20:20	<shu>	ah cool, thanks for the extra datapoint
20:20	<bakkot>	timothygu: so there's two notions of "ignoring padding". "treat YQ== and YR== similarly" is one; "treat YQ and YQ== similarly" is the other
20:22	<timothygu>	Yeah I understand. I was trying to conclude that the notion of “base64 as bijection” may already be a lost cause
20:24	<bakkot>	I claim that literally zero people will have put `YR==` into a base64 decoder except as one of a.) manually, to see what happens; b.) leaking memory, or c.) because they are actively malicious and trying to take advantage of the looseness of parsers
20:27	<bakkot>	since there is no reasonable way to end up with `YR==` as an input, I am not at all convinced you can meaningfully extrapolate from "base64 decoders in other languages accept it" to "we also should accept it". it is an implementation detail that no one encounters in real life outside of malicious input.
20:30	<bakkot>	(as another data point, the most popular Rust base64 decoder rejects `YR==`, so it's not universal.)
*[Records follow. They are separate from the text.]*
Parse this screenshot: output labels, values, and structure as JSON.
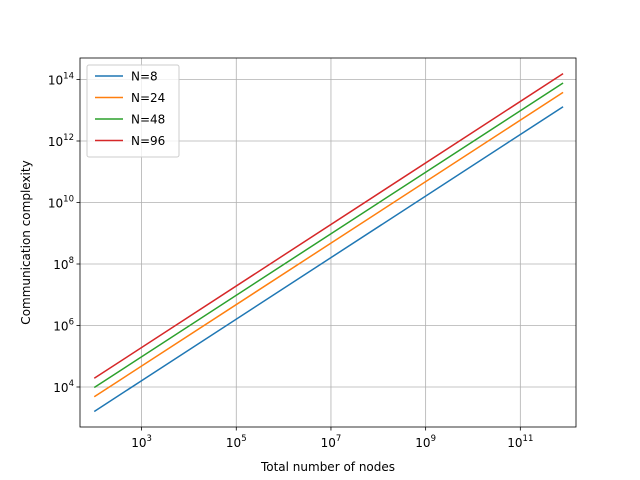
{
  "chart_data": {
    "type": "line",
    "xlabel": "Total number of nodes",
    "ylabel": "Communication complexity",
    "xscale": "log",
    "yscale": "log",
    "xlim": [
      50,
      1500000000000.0
    ],
    "ylim": [
      500,
      500000000000000.0
    ],
    "x_ticks": [
      {
        "base": "10",
        "exp": "3",
        "value": 1000.0
      },
      {
        "base": "10",
        "exp": "5",
        "value": 100000.0
      },
      {
        "base": "10",
        "exp": "7",
        "value": 10000000.0
      },
      {
        "base": "10",
        "exp": "9",
        "value": 1000000000.0
      },
      {
        "base": "10",
        "exp": "11",
        "value": 100000000000.0
      }
    ],
    "y_ticks": [
      {
        "base": "10",
        "exp": "4",
        "value": 10000.0
      },
      {
        "base": "10",
        "exp": "6",
        "value": 1000000.0
      },
      {
        "base": "10",
        "exp": "8",
        "value": 100000000.0
      },
      {
        "base": "10",
        "exp": "10",
        "value": 10000000000.0
      },
      {
        "base": "10",
        "exp": "12",
        "value": 1000000000000.0
      },
      {
        "base": "10",
        "exp": "14",
        "value": 100000000000000.0
      }
    ],
    "grid": true,
    "legend_position": "top-left",
    "series": [
      {
        "name": "N=8",
        "color": "#1f77b4",
        "x": [
          100,
          800000000000.0
        ],
        "y": [
          1600,
          13000000000000.0
        ]
      },
      {
        "name": "N=24",
        "color": "#ff7f0e",
        "x": [
          100,
          800000000000.0
        ],
        "y": [
          4800,
          38000000000000.0
        ]
      },
      {
        "name": "N=48",
        "color": "#2ca02c",
        "x": [
          100,
          800000000000.0
        ],
        "y": [
          9600,
          77000000000000.0
        ]
      },
      {
        "name": "N=96",
        "color": "#d62728",
        "x": [
          100,
          800000000000.0
        ],
        "y": [
          19200,
          155000000000000.0
        ]
      }
    ]
  }
}
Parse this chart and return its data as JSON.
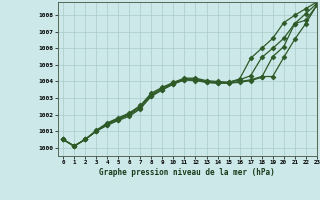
{
  "title": "Graphe pression niveau de la mer (hPa)",
  "background_color": "#cde8e8",
  "grid_color": "#aacccc",
  "line_color": "#2d5a27",
  "xlim": [
    -0.5,
    23
  ],
  "ylim": [
    999.5,
    1008.8
  ],
  "yticks": [
    1000,
    1001,
    1002,
    1003,
    1004,
    1005,
    1006,
    1007,
    1008
  ],
  "xticks": [
    0,
    1,
    2,
    3,
    4,
    5,
    6,
    7,
    8,
    9,
    10,
    11,
    12,
    13,
    14,
    15,
    16,
    17,
    18,
    19,
    20,
    21,
    22,
    23
  ],
  "series": [
    {
      "x": [
        0,
        1,
        2,
        3,
        4,
        5,
        6,
        7,
        8,
        9,
        10,
        11,
        12,
        13,
        14,
        15,
        16,
        17,
        18,
        19,
        20,
        21,
        22,
        23
      ],
      "y": [
        1000.5,
        1000.1,
        1000.5,
        1001.0,
        1001.35,
        1001.65,
        1001.9,
        1002.35,
        1003.15,
        1003.5,
        1003.85,
        1004.1,
        1004.05,
        1003.95,
        1003.9,
        1003.9,
        1003.95,
        1004.05,
        1004.25,
        1005.5,
        1006.1,
        1007.5,
        1007.7,
        1008.6
      ],
      "marker": "D",
      "markersize": 2.5,
      "linewidth": 0.9
    },
    {
      "x": [
        0,
        1,
        2,
        3,
        4,
        5,
        6,
        7,
        8,
        9,
        10,
        11,
        12,
        13,
        14,
        15,
        16,
        17,
        18,
        19,
        20,
        21,
        22,
        23
      ],
      "y": [
        1000.5,
        1000.1,
        1000.5,
        1001.0,
        1001.4,
        1001.7,
        1002.0,
        1002.4,
        1003.1,
        1003.5,
        1003.85,
        1004.1,
        1004.1,
        1003.95,
        1003.9,
        1003.9,
        1004.0,
        1004.1,
        1004.3,
        1004.3,
        1005.45,
        1006.55,
        1007.5,
        1008.6
      ],
      "marker": "D",
      "markersize": 2.5,
      "linewidth": 0.9
    },
    {
      "x": [
        0,
        1,
        2,
        3,
        4,
        5,
        6,
        7,
        8,
        9,
        10,
        11,
        12,
        13,
        14,
        15,
        16,
        17,
        18,
        19,
        20,
        21,
        22,
        23
      ],
      "y": [
        1000.5,
        1000.1,
        1000.5,
        1001.0,
        1001.45,
        1001.75,
        1002.05,
        1002.5,
        1003.2,
        1003.6,
        1003.9,
        1004.15,
        1004.15,
        1004.0,
        1003.95,
        1003.95,
        1004.1,
        1004.35,
        1005.45,
        1006.0,
        1006.6,
        1007.5,
        1008.1,
        1008.7
      ],
      "marker": "D",
      "markersize": 2.5,
      "linewidth": 0.9
    },
    {
      "x": [
        0,
        1,
        2,
        3,
        4,
        5,
        6,
        7,
        8,
        9,
        10,
        11,
        12,
        13,
        14,
        15,
        16,
        17,
        18,
        19,
        20,
        21,
        22,
        23
      ],
      "y": [
        1000.5,
        1000.1,
        1000.5,
        1001.05,
        1001.5,
        1001.8,
        1002.1,
        1002.55,
        1003.3,
        1003.65,
        1003.95,
        1004.2,
        1004.2,
        1004.05,
        1004.0,
        1003.95,
        1004.15,
        1005.4,
        1006.0,
        1006.6,
        1007.55,
        1008.0,
        1008.4,
        1008.8
      ],
      "marker": "D",
      "markersize": 2.5,
      "linewidth": 0.9
    }
  ]
}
20:31	<timothygu>	I claim that literally zero people will have put `YR==` into a base64 decoder except as one of a.) manually, to see what happens; b.) leaking memory, or c.) because they are actively malicious and trying to take advantage of the looseness of parsers would it make sense to gather metrics to support this claim? I could imagine some browser adding a usecounter to atob() for inconsistent padding
20:33	<bakkot>	if you think that claim requires support, sure. I am confident in its accuracy personally.